Wednesday, December 10, 2014

On abandoning dreams

"Hey, Dan. Have you considered yet that maybe this is not where I want you?"
It was that still, small voice that I had not heard in so long.
I had nearly forgotten the sound of his words, the cantor of his tone, as my eyes glazed over towards the candles burning in the pew aisle.



I had decided that grad school would be happening in May 2015.
"Lord, where do you want me to go?"
I saved my questions for the second line.
I had already decided the plot. I only needed God for the solution.
I needed a hero, a Savior, but I had missed the wanderings in the desert.
Yet I still somehow found myself lost in the middle of nowhere, buried in a pile of applications, mystery, and frustration.

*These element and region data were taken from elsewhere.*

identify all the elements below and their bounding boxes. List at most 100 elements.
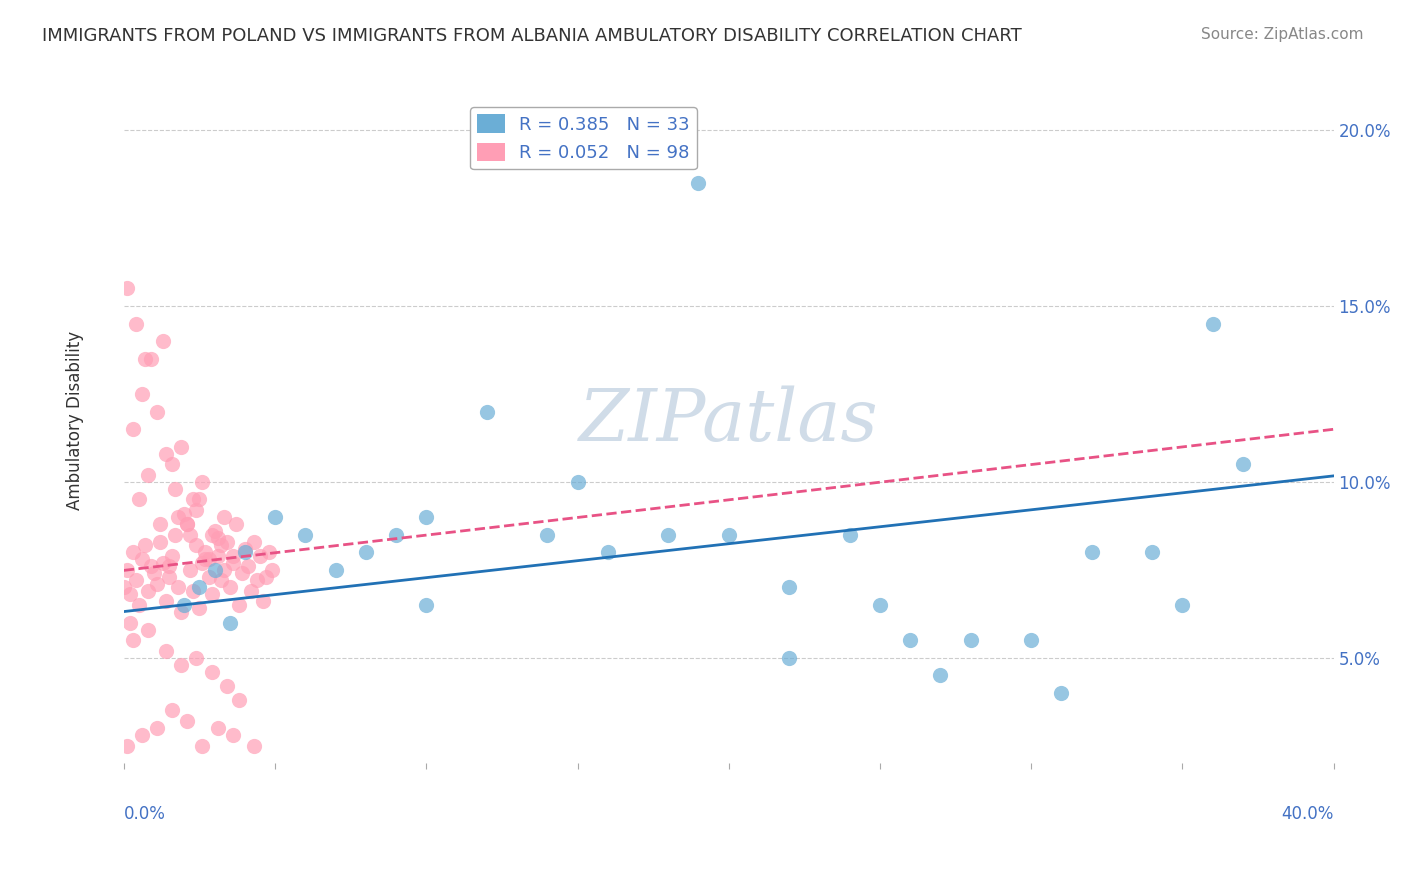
Point [225, 517, 247, 532]
Point [183, 583, 205, 598]
Point [1019, 633, 1042, 648]
Point [146, 404, 169, 418]
Text: Source: ZipAtlas.com: Source: ZipAtlas.com [1201, 27, 1364, 42]
Point [176, 517, 198, 532]
Point [233, 545, 256, 559]
Point [188, 580, 211, 594]
Point [200, 587, 222, 601]
Point [294, 527, 316, 541]
Point [128, 492, 150, 507]
Point [838, 527, 860, 541]
Text: ZIPatlas: ZIPatlas [579, 385, 879, 456]
Point [1140, 545, 1163, 559]
Point [354, 545, 377, 559]
Point [157, 559, 180, 574]
Point [228, 693, 250, 707]
Point [536, 527, 558, 541]
Point [173, 598, 195, 612]
Point [215, 534, 238, 549]
Point [170, 605, 193, 619]
Point [218, 580, 240, 594]
Text: 0.0%: 0.0% [124, 805, 166, 823]
Point [243, 739, 266, 753]
Point [717, 527, 740, 541]
Point [115, 563, 138, 577]
Point [160, 549, 183, 563]
Point [179, 527, 201, 541]
Point [136, 623, 159, 637]
Point [155, 594, 177, 608]
Point [118, 615, 141, 630]
Point [264, 510, 287, 524]
Point [170, 657, 193, 672]
Point [188, 492, 211, 507]
Point [125, 317, 148, 331]
Point [239, 583, 262, 598]
Point [160, 703, 183, 717]
Point [146, 721, 169, 735]
Point [415, 510, 437, 524]
Point [596, 545, 619, 559]
Point [869, 598, 891, 612]
Point [212, 510, 235, 524]
Point [186, 538, 208, 552]
Point [122, 545, 145, 559]
Point [131, 728, 153, 742]
Point [122, 633, 145, 648]
Point [200, 665, 222, 679]
Point [197, 552, 219, 566]
Point [567, 475, 589, 489]
Point [657, 527, 679, 541]
Point [1232, 458, 1254, 472]
Point [134, 538, 156, 552]
Point [143, 566, 166, 581]
Point [176, 714, 198, 728]
Point [136, 467, 159, 482]
Point [191, 475, 214, 489]
Point [1080, 545, 1102, 559]
Point [231, 566, 253, 581]
Point [131, 387, 153, 401]
Point [139, 351, 162, 366]
Point [128, 598, 150, 612]
Point [173, 507, 195, 521]
Point [149, 534, 172, 549]
Point [222, 556, 245, 570]
Point [115, 281, 138, 295]
Point [115, 739, 138, 753]
Point [122, 422, 145, 436]
Point [125, 574, 148, 588]
Point [207, 721, 229, 735]
Point [778, 650, 800, 665]
Point [165, 482, 187, 496]
Point [475, 404, 498, 418]
Point [200, 527, 222, 541]
Point [1201, 317, 1223, 331]
Point [186, 503, 208, 517]
Point [118, 587, 141, 601]
Point [149, 517, 172, 532]
Point [152, 334, 174, 349]
Point [243, 534, 266, 549]
Point [929, 668, 952, 682]
Text: IMMIGRANTS FROM POLAND VS IMMIGRANTS FROM ALBANIA AMBULATORY DISABILITY CORRELAT: IMMIGRANTS FROM POLAND VS IMMIGRANTS FRO… [42, 27, 1022, 45]
Point [688, 176, 710, 190]
Point [146, 577, 169, 591]
Point [170, 440, 193, 454]
Point [152, 556, 174, 570]
Point [222, 728, 245, 742]
Point [160, 458, 183, 472]
Point [186, 650, 208, 665]
Point [131, 552, 153, 566]
Point [207, 549, 229, 563]
Point [167, 510, 190, 524]
Point [385, 527, 408, 541]
Point [233, 541, 256, 556]
Point [204, 563, 226, 577]
Text: 40.0%: 40.0% [1281, 805, 1334, 823]
Point [260, 563, 283, 577]
Point [155, 447, 177, 461]
Point [959, 633, 981, 648]
Point [194, 552, 217, 566]
Point [898, 633, 921, 648]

You see, I have been fighting for months to make grad school happen.
Punching, kicking, screaming, swindling, doing - controlling whatever I could.
Going to bed exhausted at night.
Waking with eyes glazed, not a spark left, but still stuck on the prize.

"Okay."
Freedom. Anxiety lifting. Peace rising.
The candles kept flickering, slow and steady.
The spark returned.


It wasn't fighting against opposition.
It was beating down a path I wasn't meant to be on.

This doesn't mean grad school will never happen.
It doesn't even mean it won't happen this summer.
But it's hard to abandon dreams.
It's hard to hear "Trust me."
It's even harder to say "I will follow you."